HARRY: Of course she wants to stay. Wouldn't you rather be with Humphrey Bogart than the other guy?
SALLY: I don't want to spend the rest of my life in Casablanca married to a man who runs a bar. I probably sound very snobbish to you but I don't.
HARRY: You'd rather be in a passionless marriage. […] Than live with the man you've had the greatest sex of you life with, and just because he owns a bar and that is all he does.
SALLY: Yes. And so had any woman in her right mind, woman are very practical, even Ingrid Bergman, which is why she gets on the plane at the end of the movie.
Way to generalize about your own gender, Sally. Her argument here—about the ending of Casablanca, of course—is that no woman in her right (and practical) mind would ever choose a lifetime married to a barkeep when she could be married to the awesome and noble Victor Laszlo. What's really interesting, though, is that she changes her mind later in the movie. Maybe women aren't so practical after all, Sally?
HARRY: What I'm saying is... and this is not a come-on in any way, shape, or form, is that men and women can't be friends because the sex part always gets in the way.
SALLY: That's not true, I have a number of men friends and there's no sex involved.
HARRY: No you don't.
SALLY: Yes I do.
According to Harry, gender matters in friendship. Men and women can't be friends—not because they're super different, but because men always want to sleep with women. Setting aside that stereotype for a moment, we have to ask: is there a reason you can't actually be friends with someone you want to sleep with? Hmm. Food for thought, no?
SALLY: I said to myself, "You deserve more than this, you're thirty-one years old..."
MARIE: And the clock is ticking.
SALLY: No the clock doesn't really start to tick until you're thirty-six.

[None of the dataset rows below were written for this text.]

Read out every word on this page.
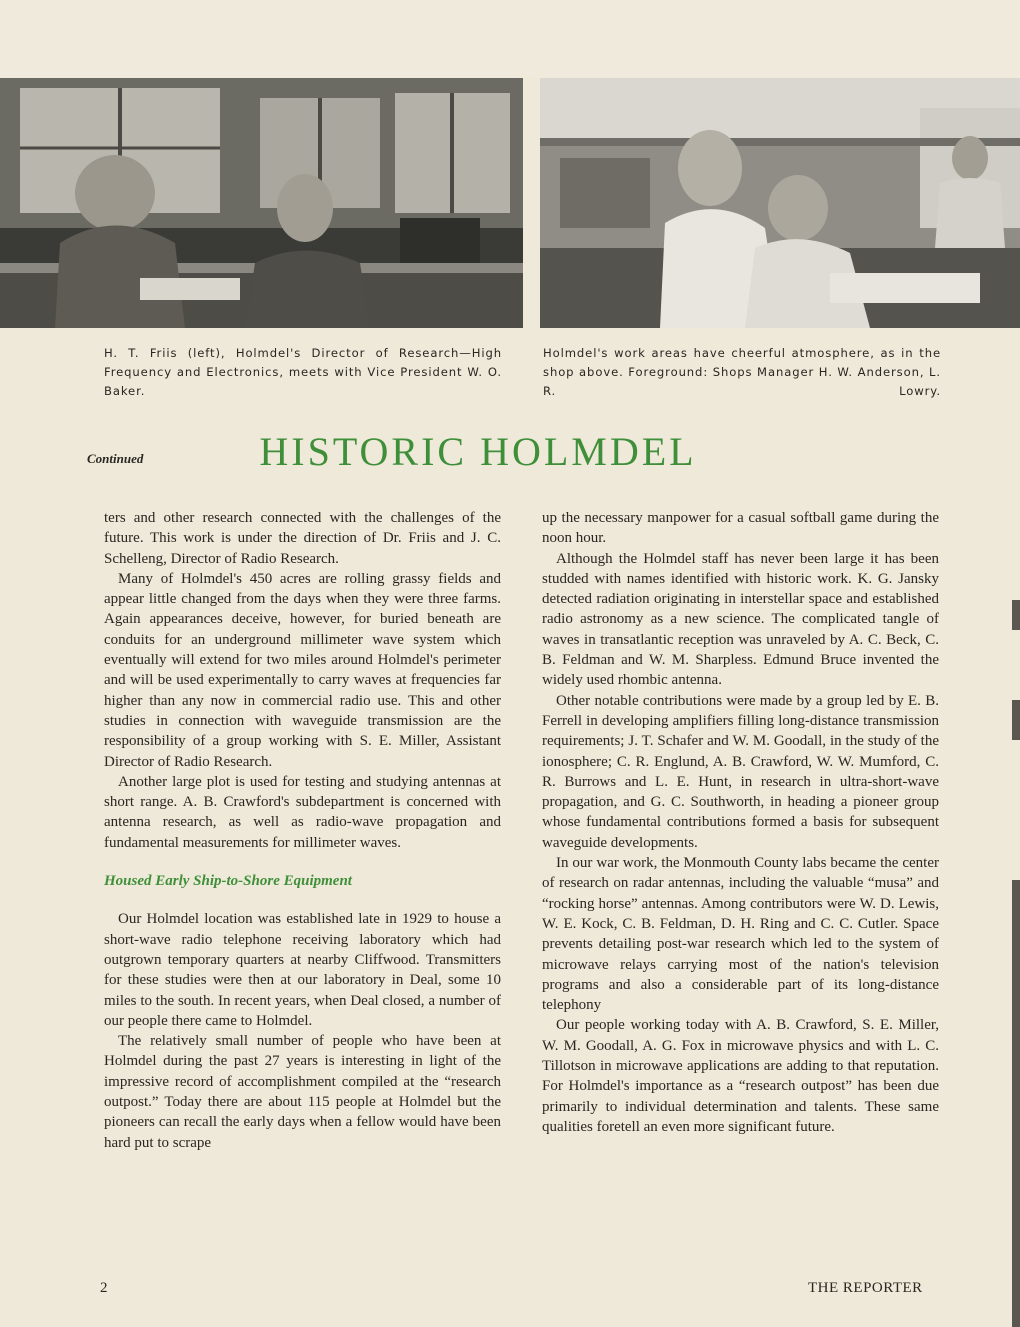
H. T. Friis (left), Holmdel's Director of Research—High Frequency and Electronics, meets with Vice President W. O. Baker.
Holmdel's work areas have cheerful atmosphere, as in the shop above. Foreground: Shops Manager H. W. Anderson, L. R. Lowry.
Continued	HISTORIC HOLMDEL

ters and other research connected with the challenges of the future. This work is under the direction of Dr. Friis and J. C. Schelleng, Director of Radio Research.

Many of Holmdel's 450 acres are rolling grassy fields and appear little changed from the days when they were three farms. Again appearances deceive, however, for buried beneath are conduits for an underground millimeter wave system which eventually will extend for two miles around Holmdel's perimeter and will be used experimentally to carry waves at frequencies far higher than any now in commercial radio use. This and other studies in connection with waveguide transmission are the responsibility of a group working with S. E. Miller, Assistant Director of Radio Research.

Another large plot is used for testing and studying antennas at short range. A. B. Crawford's subdepartment is concerned with antenna research, as well as radio-wave propagation and fundamental measurements for millimeter waves.

Housed Early Ship-to-Shore Equipment

Our Holmdel location was established late in 1929 to house a short-wave radio telephone receiving laboratory which had outgrown temporary quarters at nearby Cliffwood. Transmitters for these studies were then at our laboratory in Deal, some 10 miles to the south. In recent years, when Deal closed, a number of our people there came to Holmdel.

The relatively small number of people who have been at Holmdel during the past 27 years is interesting in light of the impressive record of accomplishment compiled at the “research outpost.” Today there are about 115 people at Holmdel but the pioneers can recall the early days when a fellow would have been hard put to scrape

up the necessary manpower for a casual softball game during the noon hour.

Although the Holmdel staff has never been large it has been studded with names identified with historic work. K. G. Jansky detected radiation originating in interstellar space and established radio astronomy as a new science. The complicated tangle of waves in transatlantic reception was unraveled by A. C. Beck, C. B. Feldman and W. M. Sharpless. Edmund Bruce invented the widely used rhombic antenna.

Other notable contributions were made by a group led by E. B. Ferrell in developing amplifiers filling long-distance transmission requirements; J. T. Schafer and W. M. Goodall, in the study of the ionosphere; C. R. Englund, A. B. Crawford, W. W. Mumford, C. R. Burrows and L. E. Hunt, in research in ultra-short-wave propagation, and G. C. Southworth, in heading a pioneer group whose fundamental contributions formed a basis for subsequent waveguide developments.

In our war work, the Monmouth County labs became the center of research on radar antennas, including the valuable “musa” and “rocking horse” antennas. Among contributors were W. D. Lewis, W. E. Kock, C. B. Feldman, D. H. Ring and C. C. Cutler. Space prevents detailing post-war research which led to the system of microwave relays carrying most of the nation's television programs and also a considerable part of its long-distance telephony

Our people working today with A. B. Crawford, S. E. Miller, W. M. Goodall, A. G. Fox in microwave physics and with L. C. Tillotson in microwave applications are adding to that reputation. For Holmdel's importance as a “research outpost” has been due primarily to individual determination and talents. These same qualities foretell an even more significant future.

2	THE REPORTER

Tick tock, ladies. Here, Sally and Marie point out one of the tricky parts of being a single lady: the old biological clock. The movie doesn't make much of Sally's decision to have—or not to have—kids except for one scene, but this brief moment reminds us that on some level, as a woman who wants kids, it's got to be in the back of her mind.
HARRY: Great! A woman friend... You know you may be the first attractive woman I have not wanted to sleep with in my entire life.
SALLY: That's wonderful, Harry.
Serious question, Shmoopers: do you believe Harry here?
HARRY: Ooh, Ingrid Bergman, now she's low-maintenance.
HARRY: There are two kinds of women. High-maintenance and low-maintenance.
SALLY: And Ingrid Bergman is low-maintenance?
HARRY: In LM, definitely.
SALLY: Which one am I?
HARRY: You're the worst kind. You're high-maintenance but you think you're low-maintenance.
Eek. This exchange might raise a few feminist hackles. But to put a less controversial spin on it, we'll just point out that this exchange about high- and low-maintenance women shows us just how close these two have become. Harry calls Sally out for being HM, and Sally doesn't get offended. She's genuinely curious.
HARRY: It's just different. It's a whole new perspective. I get the woman's point of view on things. She tells me about the men she goes out with and I can talk to her about the women that I see.
What exactly is that "woman's point of view"? What does Sally seem to think about the women Harry sees?
SALLY: Yes it is. You are a human affront to all women and I am a woman.
Sally's miffed because Harry's the kind of guy who'll sleep with you and then hightail it out of the bedroom at the earliest opportunity. And if Sally is to be believed, women aren't about that. Do we sense some foreshadowing?
MARIE: Thin, pretty, big tits. Your basic nightmare.
Here, Marie voices a big anxiety all non-supermodels supposedly have: there's always someone thinner and prettier ready to take your man. Whether or not that's actually true is pretty much beside the point here. Whomever Harry's dating, she's not Sally (who, we'd also like to point out, is not exactly hideous).